My hopes were high for Spider-Noir, based on those amazing trailers, but I also had my doubts. Could it live up to the hype? Yes, it could. Spider-Noir is a triumph, fusing fast-paced storytelling, compelling characters and dazzling cinematography into a hugely entertaining, loving homage to a magical bygone era.
Much like its animated predecessors, Spider-Man: Into the Spider-Verse and Across the Spider-Verse, Spider-Noir reinterprets familiar Marvel characters in an alternate universe, this time set during the Great Depression. But it's Nicolas Cage's portrayal of Ben Reilly, a hard-boiled PI with a secret superhero identity, The Spider, that steals the show.

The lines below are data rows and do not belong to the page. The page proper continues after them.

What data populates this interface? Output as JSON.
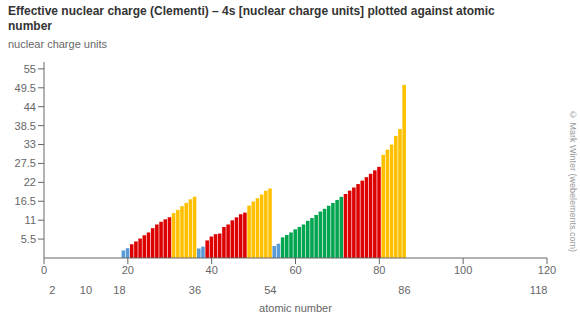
{
  "chart_data": {
    "type": "bar",
    "title": "Effective nuclear charge (Clementi) – 4s [nuclear charge units] plotted against atomic\nnumber",
    "ylabel": "nuclear charge units",
    "xlabel": "atomic number",
    "annotations": [
      "© Mark Winter (webelements.com)"
    ],
    "x": [
      19,
      20,
      21,
      22,
      23,
      24,
      25,
      26,
      27,
      28,
      29,
      30,
      31,
      32,
      33,
      34,
      35,
      36,
      37,
      38,
      39,
      40,
      41,
      42,
      43,
      44,
      45,
      46,
      47,
      48,
      49,
      50,
      51,
      52,
      53,
      54,
      55,
      56,
      57,
      58,
      59,
      60,
      61,
      62,
      63,
      64,
      65,
      66,
      67,
      68,
      69,
      70,
      71,
      72,
      73,
      74,
      75,
      76,
      77,
      78,
      79,
      80,
      81,
      82,
      83,
      84,
      85,
      86
    ],
    "values": [
      2.2,
      2.85,
      4.0,
      4.82,
      5.65,
      6.61,
      7.43,
      8.68,
      9.75,
      10.53,
      11.25,
      11.85,
      13.07,
      14.01,
      15.07,
      16.02,
      17.07,
      17.82,
      2.77,
      3.31,
      5.11,
      6.25,
      6.93,
      7.11,
      9.02,
      9.75,
      10.96,
      11.83,
      12.73,
      13.2,
      15.23,
      16.42,
      17.39,
      18.5,
      19.56,
      20.21,
      3.49,
      4.15,
      6.0,
      6.69,
      7.43,
      8.33,
      9.02,
      9.75,
      10.82,
      11.61,
      12.52,
      13.5,
      14.3,
      15.21,
      16.0,
      16.89,
      17.78,
      18.62,
      19.59,
      20.5,
      21.5,
      22.5,
      23.5,
      24.5,
      25.5,
      26.5,
      30.0,
      31.5,
      33.0,
      35.5,
      37.5,
      50.35
    ],
    "colors": [
      "#5b9bd5",
      "#5b9bd5",
      "#dd0000",
      "#dd0000",
      "#dd0000",
      "#dd0000",
      "#dd0000",
      "#dd0000",
      "#dd0000",
      "#dd0000",
      "#dd0000",
      "#dd0000",
      "#ffc000",
      "#ffc000",
      "#ffc000",
      "#ffc000",
      "#ffc000",
      "#ffc000",
      "#5b9bd5",
      "#5b9bd5",
      "#dd0000",
      "#dd0000",
      "#dd0000",
      "#dd0000",
      "#dd0000",
      "#dd0000",
      "#dd0000",
      "#dd0000",
      "#dd0000",
      "#dd0000",
      "#ffc000",
      "#ffc000",
      "#ffc000",
      "#ffc000",
      "#ffc000",
      "#ffc000",
      "#5b9bd5",
      "#5b9bd5",
      "#00a550",
      "#00a550",
      "#00a550",
      "#00a550",
      "#00a550",
      "#00a550",
      "#00a550",
      "#00a550",
      "#00a550",
      "#00a550",
      "#00a550",
      "#00a550",
      "#00a550",
      "#00a550",
      "#00a550",
      "#dd0000",
      "#dd0000",
      "#dd0000",
      "#dd0000",
      "#dd0000",
      "#dd0000",
      "#dd0000",
      "#dd0000",
      "#dd0000",
      "#ffc000",
      "#ffc000",
      "#ffc000",
      "#ffc000",
      "#ffc000",
      "#ffc000"
    ],
    "xlim": [
      0,
      120
    ],
    "xticks": [
      0,
      20,
      40,
      60,
      80,
      100,
      120
    ],
    "x2ticks": [
      2,
      10,
      18,
      36,
      54,
      86,
      118
    ],
    "ylim": [
      0,
      57
    ],
    "yticks": [
      5.5,
      11,
      16.5,
      22,
      27.5,
      33,
      38.5,
      44,
      49.5,
      55
    ],
    "grid": false
  }
}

The live-action series is still set in 1930s Depression-era New York, but the spidery superhero is not Peter Parker. Co-showrunner Oren Uziel, a film noir fan himself, thought the Parker character was too closely associated with a boyish high school type, which didn't fit the noir vibe. So Cage plays Ben Reilly, embittered and jaded after losing his fiancée five years earlier.
With ruthless Irish mob boss Finn Byrne, aka Silvermane, pretty much having a chokehold on New York City, characters like Janet, Ben's secretary (played by Karen Rodriguez), and Robbie, his reporter buddy (Lamorne Morris), are crucial to the plot. And then there are the emerging super-villains: Flint Marko is slowly turning into Sandman, while Lonnie Lincoln is becoming Tombstone.
Meanwhile, the egomaniacal Leyden dubs himself Megawatt as he can absorb and release electricity. Circumstances conspire to thrust Ben back into action, but it's his personal demons that threaten to consume him more than any villainous plot.